Happy feast of the Epiphany! Earlier this week, the wonderful Anthony Esolen (whose translation of Dante’s Divine Comedy is mine and my husband’s favourite) posted a substack on T. S. Eliot’s poem ‘The Journey of the Magi’ (1927). (Here is his post if you’re interested, I recommend it!)
Inspired by Esolen, I’ve decided to share a few thoughts about this striking poem with you. First of all, here is a link to the poem which includes a recording by Eliot himself.
As soon as I read ‘Journey of the Magi’, I sent it to my husband (it was the first time reading it for both of us). He was struck, as is often the case with Eliot, by how colloquial and ‘modern’ sounding it is. Eliot is writing about the Magi’s journey to meet the baby Jesus as reflecting our own earthly pilgrimage towards God. This is nothing new, as it is part of a long tradition of seeing Epiphany in this way, but Eliot’s own recounting of the story feels at once familiar, and yet new and striking. The language is toned-down, elemental, Anglo-Saxon in vocabulary and syntax - no fancy Latinate sentences here! It is also, by Eliot’s standards, surprisingly accessible. While some of his earlier poetry was notoriously obscure and allusive (The Wasteland being the best-known example of this), ‘Journey of the Magi’ is almost arrestingly straightforward. I’ve noticed this about a lot of the poetry Eliot wrote after his conversion to Anglo-Catholicism, which happened the same year that this particular poem was written. Later Eliot works are, to me, most beautiful in their simplicity.
While the whole poem is definitely worth reading, it is the last stanza that really captured by imagination. Written in the first person singular - like we, as readers, are experiencing exactly what the magi are experiencing - the last stanza captures the overwhelming joy and fear caused by the sight of God, become man as a small, helpless child:
All this was a long time ago, I remember,
And I would do it again, but set down
This set down
This: were we led all that way for Birth or Death?
There was a Birth, certainly,
We had evidence and no doubt. I have seen birth and death,
But had thought they were different; this Birth was
Hard and bitter agony for us, like Death, our death.
We returned to our places, these Kingdoms,
But no longer at ease here, in the old dispensation,
With an alien people clutching their gods.
I should be glad of another death.
This stanza’s discussion of the meaning of birth and death is what I’m truly amazed by. Last year, I wrote an essay for Fairer Disputations about Julian of Norwich’s description of Christ’s death as a kind of spiritual birth for us, the faithful. Eliot’s lines about birth and death here remind me of that. Were they witnessing birth of death, the magi wonders? They had ‘thought they were different’, but it turned out that ‘this Birth was / Hard and bitter agony for us, like Death, our death’. In one sense, Christ’s birth already prefigures his death on the cross, of course. But I think something different is going on here. The magi are experiencing, in witnessing birth, their own death (‘our death’), because spiritual conversion is a kind of death of the self. For martyrs declaring their faith in the face of a faithless world, this death is quite literal. For the rest of us, a metaphorical death follows conversion - a death to the self, to the world, and to everything we knew before. This must have been particularly poignant for Eliot to write, since this poem was written shortly after he found his own faith.

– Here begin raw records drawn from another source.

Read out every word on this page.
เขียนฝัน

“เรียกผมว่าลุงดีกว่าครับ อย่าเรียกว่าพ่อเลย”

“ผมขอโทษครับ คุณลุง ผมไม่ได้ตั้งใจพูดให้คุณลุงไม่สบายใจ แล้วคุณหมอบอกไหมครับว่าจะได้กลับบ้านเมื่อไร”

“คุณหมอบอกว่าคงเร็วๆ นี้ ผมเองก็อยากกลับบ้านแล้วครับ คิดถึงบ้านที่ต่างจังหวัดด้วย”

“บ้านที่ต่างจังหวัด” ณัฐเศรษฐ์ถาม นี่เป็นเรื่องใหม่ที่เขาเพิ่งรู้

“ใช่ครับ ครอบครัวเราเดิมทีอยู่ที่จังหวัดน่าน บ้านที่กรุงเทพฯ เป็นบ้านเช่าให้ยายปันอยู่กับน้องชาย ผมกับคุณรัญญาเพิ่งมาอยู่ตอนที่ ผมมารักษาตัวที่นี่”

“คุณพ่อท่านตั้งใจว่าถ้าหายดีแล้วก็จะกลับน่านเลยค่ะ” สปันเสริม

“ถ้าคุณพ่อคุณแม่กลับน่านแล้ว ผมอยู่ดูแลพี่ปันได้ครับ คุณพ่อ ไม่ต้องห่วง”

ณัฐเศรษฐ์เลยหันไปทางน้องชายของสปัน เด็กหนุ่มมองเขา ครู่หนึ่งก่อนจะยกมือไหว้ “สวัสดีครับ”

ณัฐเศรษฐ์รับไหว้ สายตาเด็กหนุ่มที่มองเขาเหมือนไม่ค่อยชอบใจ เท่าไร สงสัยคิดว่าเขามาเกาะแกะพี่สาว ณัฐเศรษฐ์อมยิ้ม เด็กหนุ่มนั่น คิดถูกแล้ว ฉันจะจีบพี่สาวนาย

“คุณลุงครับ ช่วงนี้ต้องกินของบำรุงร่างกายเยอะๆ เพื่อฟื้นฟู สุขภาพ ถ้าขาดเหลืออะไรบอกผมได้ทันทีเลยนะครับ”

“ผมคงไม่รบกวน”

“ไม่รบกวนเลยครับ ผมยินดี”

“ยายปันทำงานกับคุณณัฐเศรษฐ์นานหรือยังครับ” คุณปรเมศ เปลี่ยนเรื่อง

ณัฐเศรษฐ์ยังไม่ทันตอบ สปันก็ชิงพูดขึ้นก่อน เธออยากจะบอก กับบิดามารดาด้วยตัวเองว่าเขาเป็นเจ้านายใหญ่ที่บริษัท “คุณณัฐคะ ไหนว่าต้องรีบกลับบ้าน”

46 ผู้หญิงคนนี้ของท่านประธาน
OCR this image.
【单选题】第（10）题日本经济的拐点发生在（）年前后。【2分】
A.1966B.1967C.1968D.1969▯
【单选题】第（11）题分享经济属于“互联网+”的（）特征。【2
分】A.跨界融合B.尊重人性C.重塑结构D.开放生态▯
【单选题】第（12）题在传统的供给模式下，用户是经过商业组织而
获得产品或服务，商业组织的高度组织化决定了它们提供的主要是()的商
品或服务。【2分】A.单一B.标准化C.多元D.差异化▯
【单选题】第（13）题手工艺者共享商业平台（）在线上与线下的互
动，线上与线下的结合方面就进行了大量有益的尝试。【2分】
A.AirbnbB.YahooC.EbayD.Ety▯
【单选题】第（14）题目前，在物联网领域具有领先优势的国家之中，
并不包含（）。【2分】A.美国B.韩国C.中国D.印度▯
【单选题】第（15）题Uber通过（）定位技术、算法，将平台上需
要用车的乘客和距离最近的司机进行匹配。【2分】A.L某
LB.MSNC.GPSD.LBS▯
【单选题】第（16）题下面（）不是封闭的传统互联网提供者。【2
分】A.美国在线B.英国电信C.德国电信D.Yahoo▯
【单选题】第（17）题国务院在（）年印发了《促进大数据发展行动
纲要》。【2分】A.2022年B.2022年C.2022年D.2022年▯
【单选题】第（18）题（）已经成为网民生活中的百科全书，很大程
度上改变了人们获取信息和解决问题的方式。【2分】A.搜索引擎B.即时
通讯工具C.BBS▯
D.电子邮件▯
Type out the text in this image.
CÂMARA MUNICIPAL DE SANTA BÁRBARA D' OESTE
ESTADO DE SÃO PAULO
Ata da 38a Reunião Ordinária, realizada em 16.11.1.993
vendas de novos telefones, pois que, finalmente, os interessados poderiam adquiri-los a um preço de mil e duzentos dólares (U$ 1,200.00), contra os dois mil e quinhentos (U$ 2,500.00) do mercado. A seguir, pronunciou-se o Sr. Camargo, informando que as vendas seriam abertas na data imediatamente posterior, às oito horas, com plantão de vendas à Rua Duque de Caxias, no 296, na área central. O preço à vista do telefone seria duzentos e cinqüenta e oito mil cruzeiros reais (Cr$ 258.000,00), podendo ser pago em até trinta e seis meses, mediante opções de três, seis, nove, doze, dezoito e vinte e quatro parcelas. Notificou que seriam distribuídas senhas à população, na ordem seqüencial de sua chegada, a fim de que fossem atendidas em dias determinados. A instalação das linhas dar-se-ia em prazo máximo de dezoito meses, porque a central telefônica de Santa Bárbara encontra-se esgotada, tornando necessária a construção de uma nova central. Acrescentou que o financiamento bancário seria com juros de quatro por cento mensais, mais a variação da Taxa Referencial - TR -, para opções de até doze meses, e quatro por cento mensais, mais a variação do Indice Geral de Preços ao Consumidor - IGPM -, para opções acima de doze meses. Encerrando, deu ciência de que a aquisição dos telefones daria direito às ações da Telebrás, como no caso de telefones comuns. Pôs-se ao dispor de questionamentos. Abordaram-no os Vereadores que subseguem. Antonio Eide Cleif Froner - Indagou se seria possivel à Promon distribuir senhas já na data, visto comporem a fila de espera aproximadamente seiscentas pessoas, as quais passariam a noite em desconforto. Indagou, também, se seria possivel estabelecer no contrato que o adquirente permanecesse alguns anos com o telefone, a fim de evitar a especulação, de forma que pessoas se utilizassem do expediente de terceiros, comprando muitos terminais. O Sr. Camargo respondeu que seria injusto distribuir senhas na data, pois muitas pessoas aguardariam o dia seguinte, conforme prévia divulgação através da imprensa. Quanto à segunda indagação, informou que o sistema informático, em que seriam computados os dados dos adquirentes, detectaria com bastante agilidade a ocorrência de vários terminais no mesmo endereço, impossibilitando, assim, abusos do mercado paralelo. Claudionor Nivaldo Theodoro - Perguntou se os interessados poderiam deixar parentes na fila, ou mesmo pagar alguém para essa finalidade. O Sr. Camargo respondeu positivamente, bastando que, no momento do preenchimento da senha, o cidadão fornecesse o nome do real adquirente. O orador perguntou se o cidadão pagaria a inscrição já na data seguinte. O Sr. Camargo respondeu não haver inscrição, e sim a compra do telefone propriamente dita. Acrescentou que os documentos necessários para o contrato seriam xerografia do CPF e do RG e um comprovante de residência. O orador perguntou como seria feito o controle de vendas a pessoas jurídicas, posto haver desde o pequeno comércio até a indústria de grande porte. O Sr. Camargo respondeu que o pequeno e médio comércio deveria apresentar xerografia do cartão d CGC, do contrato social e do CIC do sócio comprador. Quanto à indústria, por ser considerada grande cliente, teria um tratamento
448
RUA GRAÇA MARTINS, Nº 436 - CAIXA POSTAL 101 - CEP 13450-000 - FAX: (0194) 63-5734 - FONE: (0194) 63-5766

Conversion is hard. After seeing the baby Jesus, the magi feel disorientated. They return home, but it doesn’t feel like home anymore. They are ‘no longer at ease’; their own ‘Kingdoms’ are filled with an ‘alien people’. Anyone who has converted but whose family did not make the same step, will know exactly what this feels like. This process of alienation is painful, but it is one through which, following disorientation, our sense of purpose is re-orientated and our priorities reordered. We now live for Christ, not for the world. That is difficult to explain to people; it makes us feel separate from our old selves.
And yet there is joy in conversion, too. It is this final sense of joy on which Eliot dwells in the very last line of the poem: ‘I should be glad of another death’. This death is a good death. It may be misunderstood or even mocked by the world, but it is a death that brings rebirth and eternal life. It is gladness not in the sense of being pleased, but in the deeper sense of being at peace. Just as the magi find this peace, we can too on this day, the feast of the Epiphany, if we but remind ourselves that God is with us in our trials. And if following the path he sets for us seems hard and alienating sometimes, it’s probably because he is working on our souls. It is hard work, but good work. May we all undertake it with joy this coming year.
Beatrice - thank you for your beautiful reflections on the T.S. Eliot poem. I had never read “Journey of the Magi” before, and your reflections helped me to understand it better! Happy Epiphany!!